Many of the apps that people were most frustrated with on Play store had excessive battery usage, slow render times and crashed frequently. In fact, half of all the applications that received a 1-star rating on Google Play were described as having application stability issues, according to the company.
The update to Google Play’s search and discovery algorithms are designed to weed out such low-quality applications while highlighting those that perform efficiently and conserve battery power.
Microsoft is making computer eye control a reality for everyone.

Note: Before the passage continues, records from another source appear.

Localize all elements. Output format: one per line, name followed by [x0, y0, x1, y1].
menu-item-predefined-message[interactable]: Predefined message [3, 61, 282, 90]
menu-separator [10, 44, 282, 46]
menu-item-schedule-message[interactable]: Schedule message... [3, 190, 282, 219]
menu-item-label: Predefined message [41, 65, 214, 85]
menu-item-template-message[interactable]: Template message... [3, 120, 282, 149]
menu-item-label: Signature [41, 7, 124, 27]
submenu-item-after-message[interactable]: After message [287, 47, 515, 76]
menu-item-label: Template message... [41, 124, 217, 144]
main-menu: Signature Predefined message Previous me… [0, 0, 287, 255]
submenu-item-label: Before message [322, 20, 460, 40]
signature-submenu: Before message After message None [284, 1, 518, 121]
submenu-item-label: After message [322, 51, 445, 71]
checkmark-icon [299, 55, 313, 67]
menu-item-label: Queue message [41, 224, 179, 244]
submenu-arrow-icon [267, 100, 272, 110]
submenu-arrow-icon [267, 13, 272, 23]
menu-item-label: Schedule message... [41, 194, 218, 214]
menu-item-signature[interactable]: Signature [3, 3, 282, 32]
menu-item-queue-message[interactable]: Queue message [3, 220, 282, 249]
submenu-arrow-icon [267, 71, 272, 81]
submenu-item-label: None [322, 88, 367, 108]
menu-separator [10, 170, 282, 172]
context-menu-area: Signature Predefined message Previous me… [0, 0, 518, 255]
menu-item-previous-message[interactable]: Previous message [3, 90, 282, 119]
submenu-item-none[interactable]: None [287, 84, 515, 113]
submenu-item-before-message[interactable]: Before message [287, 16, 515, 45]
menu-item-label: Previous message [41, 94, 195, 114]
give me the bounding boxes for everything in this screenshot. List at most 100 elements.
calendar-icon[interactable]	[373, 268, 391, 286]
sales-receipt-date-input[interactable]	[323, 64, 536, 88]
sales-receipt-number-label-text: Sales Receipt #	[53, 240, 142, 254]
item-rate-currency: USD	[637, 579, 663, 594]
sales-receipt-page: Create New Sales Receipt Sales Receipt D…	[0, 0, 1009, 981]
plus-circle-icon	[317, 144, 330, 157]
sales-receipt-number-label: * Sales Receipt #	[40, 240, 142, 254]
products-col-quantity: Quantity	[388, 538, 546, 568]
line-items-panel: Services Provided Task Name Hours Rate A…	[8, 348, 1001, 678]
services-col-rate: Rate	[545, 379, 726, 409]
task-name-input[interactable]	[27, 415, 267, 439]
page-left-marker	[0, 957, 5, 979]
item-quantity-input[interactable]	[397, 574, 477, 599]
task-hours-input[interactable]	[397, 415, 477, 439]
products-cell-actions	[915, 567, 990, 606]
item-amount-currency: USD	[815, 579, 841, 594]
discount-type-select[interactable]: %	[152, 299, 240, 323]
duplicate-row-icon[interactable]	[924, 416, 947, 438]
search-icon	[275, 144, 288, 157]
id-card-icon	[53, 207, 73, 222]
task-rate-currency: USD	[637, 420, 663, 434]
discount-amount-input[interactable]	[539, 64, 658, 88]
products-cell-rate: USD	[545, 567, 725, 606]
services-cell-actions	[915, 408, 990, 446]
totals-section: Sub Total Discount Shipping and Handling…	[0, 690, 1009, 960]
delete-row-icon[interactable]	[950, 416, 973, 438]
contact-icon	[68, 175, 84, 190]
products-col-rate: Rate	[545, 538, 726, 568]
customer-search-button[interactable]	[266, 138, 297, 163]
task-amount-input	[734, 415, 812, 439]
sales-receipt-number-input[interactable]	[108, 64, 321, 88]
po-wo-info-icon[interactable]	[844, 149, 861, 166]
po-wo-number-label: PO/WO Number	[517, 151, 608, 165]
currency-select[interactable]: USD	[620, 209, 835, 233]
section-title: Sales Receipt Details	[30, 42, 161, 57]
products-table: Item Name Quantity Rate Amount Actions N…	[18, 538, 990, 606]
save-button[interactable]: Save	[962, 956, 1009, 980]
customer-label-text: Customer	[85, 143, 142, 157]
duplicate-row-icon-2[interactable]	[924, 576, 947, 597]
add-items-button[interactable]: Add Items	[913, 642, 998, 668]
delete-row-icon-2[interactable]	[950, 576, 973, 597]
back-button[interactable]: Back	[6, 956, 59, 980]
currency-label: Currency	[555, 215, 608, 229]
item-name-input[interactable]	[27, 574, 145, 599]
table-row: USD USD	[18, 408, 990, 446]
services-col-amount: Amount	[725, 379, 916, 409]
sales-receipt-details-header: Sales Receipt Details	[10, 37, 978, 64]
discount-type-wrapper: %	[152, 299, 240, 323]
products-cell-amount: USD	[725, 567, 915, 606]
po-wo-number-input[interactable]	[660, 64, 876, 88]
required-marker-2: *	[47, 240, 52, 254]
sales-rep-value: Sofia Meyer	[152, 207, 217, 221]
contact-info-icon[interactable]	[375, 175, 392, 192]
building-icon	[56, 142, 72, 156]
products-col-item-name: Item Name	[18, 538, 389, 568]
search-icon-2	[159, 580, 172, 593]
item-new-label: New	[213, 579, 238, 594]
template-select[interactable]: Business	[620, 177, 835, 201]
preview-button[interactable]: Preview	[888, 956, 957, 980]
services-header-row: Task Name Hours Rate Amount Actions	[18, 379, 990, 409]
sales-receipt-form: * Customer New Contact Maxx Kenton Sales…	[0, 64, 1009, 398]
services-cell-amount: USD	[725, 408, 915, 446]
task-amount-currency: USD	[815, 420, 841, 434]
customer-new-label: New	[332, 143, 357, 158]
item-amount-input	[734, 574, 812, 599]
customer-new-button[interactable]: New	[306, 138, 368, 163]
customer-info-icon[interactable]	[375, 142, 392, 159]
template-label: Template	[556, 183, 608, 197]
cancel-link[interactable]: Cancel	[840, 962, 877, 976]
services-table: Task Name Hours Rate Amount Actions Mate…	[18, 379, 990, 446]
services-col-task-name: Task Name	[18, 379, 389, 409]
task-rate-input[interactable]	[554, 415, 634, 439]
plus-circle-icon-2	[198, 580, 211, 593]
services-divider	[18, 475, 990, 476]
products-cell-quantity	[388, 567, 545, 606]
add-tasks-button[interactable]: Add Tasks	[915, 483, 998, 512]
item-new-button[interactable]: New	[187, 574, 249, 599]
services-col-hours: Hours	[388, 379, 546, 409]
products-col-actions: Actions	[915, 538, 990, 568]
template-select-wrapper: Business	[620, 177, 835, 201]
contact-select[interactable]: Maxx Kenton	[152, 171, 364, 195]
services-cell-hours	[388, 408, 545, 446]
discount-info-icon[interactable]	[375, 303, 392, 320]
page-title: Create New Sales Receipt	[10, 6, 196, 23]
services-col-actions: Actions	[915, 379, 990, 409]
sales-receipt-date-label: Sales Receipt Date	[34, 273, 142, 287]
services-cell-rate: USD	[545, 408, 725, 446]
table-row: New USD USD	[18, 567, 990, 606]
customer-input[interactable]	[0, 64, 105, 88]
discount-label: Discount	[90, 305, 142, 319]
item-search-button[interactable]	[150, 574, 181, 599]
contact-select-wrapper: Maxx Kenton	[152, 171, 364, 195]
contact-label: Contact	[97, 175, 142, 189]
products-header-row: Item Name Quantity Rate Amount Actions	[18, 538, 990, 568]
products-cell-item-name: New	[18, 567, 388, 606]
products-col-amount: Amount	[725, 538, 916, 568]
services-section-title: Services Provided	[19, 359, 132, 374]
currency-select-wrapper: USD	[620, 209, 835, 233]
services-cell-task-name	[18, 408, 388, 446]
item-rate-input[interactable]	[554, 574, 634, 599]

In an Aug. 3 Windows Insider blog entry, Windows software engineer Dona Sarkar detailed the improvements to Windows 10 that are coming out now for users of the new Creators Update for Windows 10.
A lot of what’s in Sarkar’s announcement consists of bug fixes and security updates, but right at the top of the list is Eye Control, which will provide such functionality as the ability to spell out words using predictive text, text to speech and control of Windows.
This move by Microsoft is important for several reasons, the most obvious being that it makes its products available to people with disabilities who otherwise can’t easily use a computer.
Oracle announced on Aug. 3 that it is joining SafeLogic in an effort to develop a much needed FIPS 140-2 module for the open-source OpenSSL cryptographic library.
OpenSSL is widely used to help secure internet communication and infrastructure, though it currently is lacking a critical module for government standards, known as FIPS 140-2.
The Federal Information Processing Standard Publication 140-2 is a U.S. government cyber-security standard used to certify cryptographic modules. FIPS validation is important as it enables technologies to be used within government agencies and industries that require validation.
To help advance the required development work for a FIPS 140-2 module for OpenSSL, Oracle is contributing $50,000 to that effort, providing an additional $50,000 after progress is made.